Things like $51.5 million (an increase of $500,000) for Destination BC's marketing efforts, highway improvements, freezing of BC Ferries rates, and a commitment to new campsites are all positives, Judas said.

But the lack of a formula-based funding model for Destination BC, and the changing regulations for MRDT spending are concerning for the overall health of tourism in the province.

"The affordable-housing component that the government wants to undertake, nobody takes an issue with, because communities around the province need more affordable housing to attract workers and obviously to house residents," Judas said.

"But it's where it's being considered is where we need to spend some time in figuring out what that looks like."

The concern is that if MRDT revenues are directed to housing instead of tourism marketing, the momentum built in recent years (and some recent record-setting results) will be lost.

But like Sturdy and the RMOW, Judas and TIABC are waiting on more information and clarity around the MRDT announcement.


Meanwhile, B.C.'s business community is unimpressed with the government's plan to eliminate Medical Service Plan (MSP) premiums by instituting a new payroll tax for businesses with a payroll over $500,000.

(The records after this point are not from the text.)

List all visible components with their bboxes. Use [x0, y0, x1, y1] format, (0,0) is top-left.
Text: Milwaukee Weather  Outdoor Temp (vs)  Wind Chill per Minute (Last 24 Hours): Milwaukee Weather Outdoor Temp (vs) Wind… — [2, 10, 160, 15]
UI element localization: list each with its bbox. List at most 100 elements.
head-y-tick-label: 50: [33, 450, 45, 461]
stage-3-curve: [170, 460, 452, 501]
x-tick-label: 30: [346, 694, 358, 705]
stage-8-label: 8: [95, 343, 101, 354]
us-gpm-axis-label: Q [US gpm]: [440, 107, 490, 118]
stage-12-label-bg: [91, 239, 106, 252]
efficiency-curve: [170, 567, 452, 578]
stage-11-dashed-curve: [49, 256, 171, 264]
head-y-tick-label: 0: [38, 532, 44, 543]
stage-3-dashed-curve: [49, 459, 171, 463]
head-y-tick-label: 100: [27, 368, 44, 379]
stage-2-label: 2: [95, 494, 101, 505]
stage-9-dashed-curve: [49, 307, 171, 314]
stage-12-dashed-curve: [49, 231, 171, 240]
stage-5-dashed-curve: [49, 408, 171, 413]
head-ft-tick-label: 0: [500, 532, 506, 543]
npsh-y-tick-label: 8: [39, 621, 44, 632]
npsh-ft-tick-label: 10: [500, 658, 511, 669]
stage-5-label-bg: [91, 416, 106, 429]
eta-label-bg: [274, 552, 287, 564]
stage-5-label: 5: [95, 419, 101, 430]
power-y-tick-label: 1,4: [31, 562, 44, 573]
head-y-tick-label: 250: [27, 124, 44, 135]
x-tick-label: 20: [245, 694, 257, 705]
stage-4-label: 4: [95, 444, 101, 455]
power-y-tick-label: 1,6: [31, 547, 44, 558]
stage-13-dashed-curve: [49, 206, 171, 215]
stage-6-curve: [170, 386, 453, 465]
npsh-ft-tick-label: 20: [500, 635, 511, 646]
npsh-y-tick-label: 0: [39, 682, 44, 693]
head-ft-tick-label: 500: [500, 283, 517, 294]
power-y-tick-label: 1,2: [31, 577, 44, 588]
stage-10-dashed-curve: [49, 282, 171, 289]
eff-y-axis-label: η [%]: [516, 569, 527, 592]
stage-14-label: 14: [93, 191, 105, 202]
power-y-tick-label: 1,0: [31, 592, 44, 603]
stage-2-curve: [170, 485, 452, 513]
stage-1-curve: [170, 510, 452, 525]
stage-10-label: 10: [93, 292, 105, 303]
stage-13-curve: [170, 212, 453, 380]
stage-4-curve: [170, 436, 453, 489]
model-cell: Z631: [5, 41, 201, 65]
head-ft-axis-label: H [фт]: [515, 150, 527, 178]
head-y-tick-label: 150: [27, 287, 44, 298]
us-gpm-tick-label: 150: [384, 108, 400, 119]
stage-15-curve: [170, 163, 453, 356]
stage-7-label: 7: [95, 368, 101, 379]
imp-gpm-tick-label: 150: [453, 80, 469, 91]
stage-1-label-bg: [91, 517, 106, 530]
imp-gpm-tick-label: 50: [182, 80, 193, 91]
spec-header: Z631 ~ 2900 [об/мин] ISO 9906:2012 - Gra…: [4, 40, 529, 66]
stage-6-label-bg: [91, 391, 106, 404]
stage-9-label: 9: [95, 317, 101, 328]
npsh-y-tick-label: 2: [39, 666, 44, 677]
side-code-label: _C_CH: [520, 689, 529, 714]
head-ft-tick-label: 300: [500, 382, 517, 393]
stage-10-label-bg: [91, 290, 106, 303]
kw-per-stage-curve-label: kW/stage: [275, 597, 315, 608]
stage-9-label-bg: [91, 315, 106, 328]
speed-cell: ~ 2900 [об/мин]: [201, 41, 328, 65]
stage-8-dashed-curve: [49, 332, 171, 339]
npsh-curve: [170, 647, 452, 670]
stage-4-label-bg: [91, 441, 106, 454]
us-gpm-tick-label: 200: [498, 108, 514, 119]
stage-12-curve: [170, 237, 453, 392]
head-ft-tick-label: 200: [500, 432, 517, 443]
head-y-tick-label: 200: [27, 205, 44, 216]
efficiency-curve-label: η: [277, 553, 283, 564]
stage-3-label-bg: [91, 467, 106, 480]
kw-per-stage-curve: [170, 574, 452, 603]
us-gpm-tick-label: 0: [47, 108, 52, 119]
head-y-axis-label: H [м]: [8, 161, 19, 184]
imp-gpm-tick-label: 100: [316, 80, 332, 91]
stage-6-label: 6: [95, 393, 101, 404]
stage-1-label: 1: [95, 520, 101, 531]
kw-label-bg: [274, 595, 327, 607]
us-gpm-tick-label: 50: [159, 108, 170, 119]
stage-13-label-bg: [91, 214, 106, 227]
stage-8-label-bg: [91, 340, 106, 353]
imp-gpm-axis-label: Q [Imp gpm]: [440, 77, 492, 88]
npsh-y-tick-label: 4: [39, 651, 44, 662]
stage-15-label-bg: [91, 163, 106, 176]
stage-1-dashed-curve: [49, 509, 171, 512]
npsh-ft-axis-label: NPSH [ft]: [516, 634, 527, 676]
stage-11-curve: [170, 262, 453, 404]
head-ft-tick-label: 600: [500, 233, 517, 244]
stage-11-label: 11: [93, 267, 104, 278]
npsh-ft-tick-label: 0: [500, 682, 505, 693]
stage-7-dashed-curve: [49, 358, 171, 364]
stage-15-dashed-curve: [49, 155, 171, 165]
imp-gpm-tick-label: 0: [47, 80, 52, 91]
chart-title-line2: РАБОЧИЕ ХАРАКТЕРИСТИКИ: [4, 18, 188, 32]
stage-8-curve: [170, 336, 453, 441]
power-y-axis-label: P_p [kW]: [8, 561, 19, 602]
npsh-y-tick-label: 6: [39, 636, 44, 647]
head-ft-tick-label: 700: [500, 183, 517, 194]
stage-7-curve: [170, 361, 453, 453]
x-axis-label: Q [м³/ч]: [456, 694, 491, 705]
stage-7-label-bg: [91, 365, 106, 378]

Under the new plan, businesses with a payroll of more than $1.5 million will pay a rate of 1.95 per cent on their total payroll, while those with a payroll between $500,000 and $1.5 million will pay a reduced rate.

The budget's investments in housing and childcare are much needed, said Val Litwin, CEO of the BC Chamber of Commerce, but the new tax is less than encouraging.

"We're not stuck in the dark ages. We get that we benefit from healthy employees, so we would expect to pay some of it, but business is being told to pick up the tab to the tune of almost $2 billion now," Litwin said.

Along with the increasing corporate tax, rising minimum wage and carbon tax, the new payroll tax is tough to swallow, Litwin said.

"When you take them all as a whole, it is too much for business," he said.

"I think an economist would be able to tell you that it's lower taxes and a freer market that will allow a business to grow to invest to make that next hire, and what we're certainly starting to hear from members now is that this will give them pause, this may slow down growth, this may even prevent them from growing."

Melissa Pace, CEO of the Whistler Chamber of Commerce, said the organization is putting out all the information it can to members.

"I would encourage members to read it and to understand it, and if they don't understand it to give us a call at the Chamber," she said.